In quella sera di febbraio, poco dopo le 20, l’avvocato Fioretto aveva lasciato lo studio per tornare a casa a piedi. Nell’androne aveva trovato due persone in attesa. Secondo quanto riferito dai vicini, i tre avevano cominciato a discutere a voce alta. Poi erano stati esplosi alcuni colpi di pistola. La moglie di Fioretto, allarmata dai rumori, si era precipitata al piano terra ed era andata incontro alla morte. I killer non avevano esitato a colpire anche lei. L’inchiesta aveva accertato che erano state usate pistole-giocattolo Nuova Molgora modificate, capaci di esplodere proiettili calibro 7,65, con un dispositivo per ridurre il rumore provocato dallo sparo. Una decina i colpi che avevano raggiunto il corpo di Fioretto, altri cinque avevano ucciso la moglie.

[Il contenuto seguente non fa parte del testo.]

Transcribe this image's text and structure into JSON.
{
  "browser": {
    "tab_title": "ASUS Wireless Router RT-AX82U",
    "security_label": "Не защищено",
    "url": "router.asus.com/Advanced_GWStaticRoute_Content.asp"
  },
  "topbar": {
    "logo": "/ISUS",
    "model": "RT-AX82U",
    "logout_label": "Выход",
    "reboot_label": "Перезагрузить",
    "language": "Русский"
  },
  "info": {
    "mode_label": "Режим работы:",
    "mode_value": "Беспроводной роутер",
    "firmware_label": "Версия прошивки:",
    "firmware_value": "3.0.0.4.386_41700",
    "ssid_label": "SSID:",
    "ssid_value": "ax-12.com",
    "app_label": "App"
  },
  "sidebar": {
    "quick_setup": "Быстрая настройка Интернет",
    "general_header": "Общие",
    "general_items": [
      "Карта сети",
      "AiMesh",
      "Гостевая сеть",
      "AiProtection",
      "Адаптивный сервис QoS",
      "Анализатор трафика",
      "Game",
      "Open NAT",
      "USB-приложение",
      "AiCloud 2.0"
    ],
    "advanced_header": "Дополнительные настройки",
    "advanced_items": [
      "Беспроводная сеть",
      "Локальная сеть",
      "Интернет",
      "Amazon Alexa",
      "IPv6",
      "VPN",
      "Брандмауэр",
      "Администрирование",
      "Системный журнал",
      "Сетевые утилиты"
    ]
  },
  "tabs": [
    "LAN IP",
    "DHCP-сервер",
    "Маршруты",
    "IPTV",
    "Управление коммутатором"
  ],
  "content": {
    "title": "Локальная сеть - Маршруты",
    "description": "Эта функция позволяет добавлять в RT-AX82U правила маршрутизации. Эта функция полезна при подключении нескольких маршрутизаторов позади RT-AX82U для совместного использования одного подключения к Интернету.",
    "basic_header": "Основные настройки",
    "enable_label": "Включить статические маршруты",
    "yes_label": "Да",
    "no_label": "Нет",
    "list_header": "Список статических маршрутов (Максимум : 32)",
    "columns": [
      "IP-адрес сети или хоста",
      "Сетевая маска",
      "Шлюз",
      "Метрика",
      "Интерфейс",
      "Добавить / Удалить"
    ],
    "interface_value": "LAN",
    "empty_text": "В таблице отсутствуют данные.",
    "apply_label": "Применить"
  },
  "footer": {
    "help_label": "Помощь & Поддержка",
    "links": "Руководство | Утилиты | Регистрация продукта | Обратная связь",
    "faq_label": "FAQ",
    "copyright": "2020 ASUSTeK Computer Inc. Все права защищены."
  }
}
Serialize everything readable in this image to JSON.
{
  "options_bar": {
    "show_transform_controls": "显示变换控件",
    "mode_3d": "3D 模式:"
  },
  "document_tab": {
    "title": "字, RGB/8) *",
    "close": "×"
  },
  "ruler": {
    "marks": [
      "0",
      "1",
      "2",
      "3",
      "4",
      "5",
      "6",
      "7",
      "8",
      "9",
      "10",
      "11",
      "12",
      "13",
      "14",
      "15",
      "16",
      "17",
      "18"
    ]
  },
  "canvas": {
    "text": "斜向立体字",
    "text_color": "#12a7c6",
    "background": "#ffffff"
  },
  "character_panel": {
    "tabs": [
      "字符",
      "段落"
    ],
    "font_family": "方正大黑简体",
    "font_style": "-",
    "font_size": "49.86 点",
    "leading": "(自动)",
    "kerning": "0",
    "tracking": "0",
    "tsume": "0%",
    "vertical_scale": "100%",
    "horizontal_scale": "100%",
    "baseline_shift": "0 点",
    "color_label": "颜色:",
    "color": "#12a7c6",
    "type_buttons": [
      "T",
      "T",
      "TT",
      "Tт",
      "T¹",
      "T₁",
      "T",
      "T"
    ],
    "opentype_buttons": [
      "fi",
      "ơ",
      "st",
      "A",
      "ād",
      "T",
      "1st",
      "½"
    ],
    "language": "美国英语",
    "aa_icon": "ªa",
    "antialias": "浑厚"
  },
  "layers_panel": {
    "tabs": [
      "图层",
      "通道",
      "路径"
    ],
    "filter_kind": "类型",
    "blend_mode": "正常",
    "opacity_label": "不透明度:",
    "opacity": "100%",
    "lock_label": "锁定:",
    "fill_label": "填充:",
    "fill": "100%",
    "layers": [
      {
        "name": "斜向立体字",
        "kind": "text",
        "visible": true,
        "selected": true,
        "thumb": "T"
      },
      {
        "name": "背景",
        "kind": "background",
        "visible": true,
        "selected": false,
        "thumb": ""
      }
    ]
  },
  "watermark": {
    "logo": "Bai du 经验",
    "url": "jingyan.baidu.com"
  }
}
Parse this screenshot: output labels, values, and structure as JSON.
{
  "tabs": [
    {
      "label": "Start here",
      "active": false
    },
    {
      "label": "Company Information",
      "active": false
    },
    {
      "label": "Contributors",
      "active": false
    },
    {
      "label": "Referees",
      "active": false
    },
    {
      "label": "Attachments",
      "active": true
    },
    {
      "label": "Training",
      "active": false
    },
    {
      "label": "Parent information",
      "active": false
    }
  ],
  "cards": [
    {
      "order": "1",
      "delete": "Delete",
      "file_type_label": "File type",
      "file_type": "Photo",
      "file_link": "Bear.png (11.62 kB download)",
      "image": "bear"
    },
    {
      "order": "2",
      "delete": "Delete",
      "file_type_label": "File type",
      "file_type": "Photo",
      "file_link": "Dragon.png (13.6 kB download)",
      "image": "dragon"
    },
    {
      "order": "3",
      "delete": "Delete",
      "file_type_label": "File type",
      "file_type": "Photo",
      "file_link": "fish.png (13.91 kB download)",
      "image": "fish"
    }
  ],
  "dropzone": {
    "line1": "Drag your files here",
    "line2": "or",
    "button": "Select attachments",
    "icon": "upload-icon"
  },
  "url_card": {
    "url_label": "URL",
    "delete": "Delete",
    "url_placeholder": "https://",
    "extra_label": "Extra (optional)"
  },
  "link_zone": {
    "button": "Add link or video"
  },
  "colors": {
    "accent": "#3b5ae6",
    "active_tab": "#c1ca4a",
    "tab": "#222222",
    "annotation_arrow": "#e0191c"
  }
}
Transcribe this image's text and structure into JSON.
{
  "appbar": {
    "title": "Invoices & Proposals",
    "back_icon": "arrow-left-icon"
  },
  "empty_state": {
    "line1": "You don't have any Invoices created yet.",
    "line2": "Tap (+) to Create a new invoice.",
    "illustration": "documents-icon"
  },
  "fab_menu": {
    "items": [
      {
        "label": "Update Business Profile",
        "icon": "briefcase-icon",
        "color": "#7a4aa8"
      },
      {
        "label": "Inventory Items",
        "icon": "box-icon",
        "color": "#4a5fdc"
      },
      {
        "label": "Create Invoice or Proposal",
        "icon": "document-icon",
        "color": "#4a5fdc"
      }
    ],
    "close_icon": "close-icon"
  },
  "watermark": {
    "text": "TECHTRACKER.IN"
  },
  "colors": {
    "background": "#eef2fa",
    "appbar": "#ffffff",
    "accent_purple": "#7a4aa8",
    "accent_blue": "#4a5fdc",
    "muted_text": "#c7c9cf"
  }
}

I due assassini erano fuggiti a bordo di un’Alfa 75 risultata rubata a Milano. In contra’ Santa Lucia erano stati trovati dei guanti verdi da chirurgo fatti a pezzi e una semiautomatica con silenziatore inserito. Alcuni giorni dopo, sull’argine del Bacchiglione, era stata trovata una seconda pistola molto simile. Fu repertato anche un guanto in pelle, che alla fine si sarebbe rivelato decisivo, anche se a distanza di più di tre decenni.

La sentenza di primo grado è stata emessa dal giudice dell’udienza preliminare Antonella Crea, che ha accolto la richiesta del pubblico ministero Hans Roderich Blattner. La condanna al carcere a vita di Umberto Pietrolungo e la recente indagine non rispondono però a tre fondamentali interrogativi. Chi era la seconda persona con cui il calabrese aveva raggiunto Vicenza e per una giornata aveva girato le vie della città per individuare lo studio e l’abitazione dell’avvocato? Qual è il movente di un omicidio efferato di un professionista che non si occupava di vicende penali, ma soltanto di fascicoli relativi ad aziende, in quanto esperto di diritto fallimentare e societario? Chi fu il mandante di un delitto preparato con cura?

Che tre buchi neri siano aperti in questa vicenda lo ha ammesso anche il procuratore di Vicenza, Lino Giorgio Bruno: “Questa è solo una parte di verità processuale, poiché è stato individuato solo uno dei due esecutori materiali. Sullo sfondo rimane il secondo e, soprattutto, il mandante e il movente che hanno determinato il duplice omicidio”. Che vi fosse un mandante pare evidente, considerando che l’uomo incriminato non aveva avuto nessun rapporto personale con Fioretto e non vi era un suo collegamento con i fascicoli di cui il legale si era occupato.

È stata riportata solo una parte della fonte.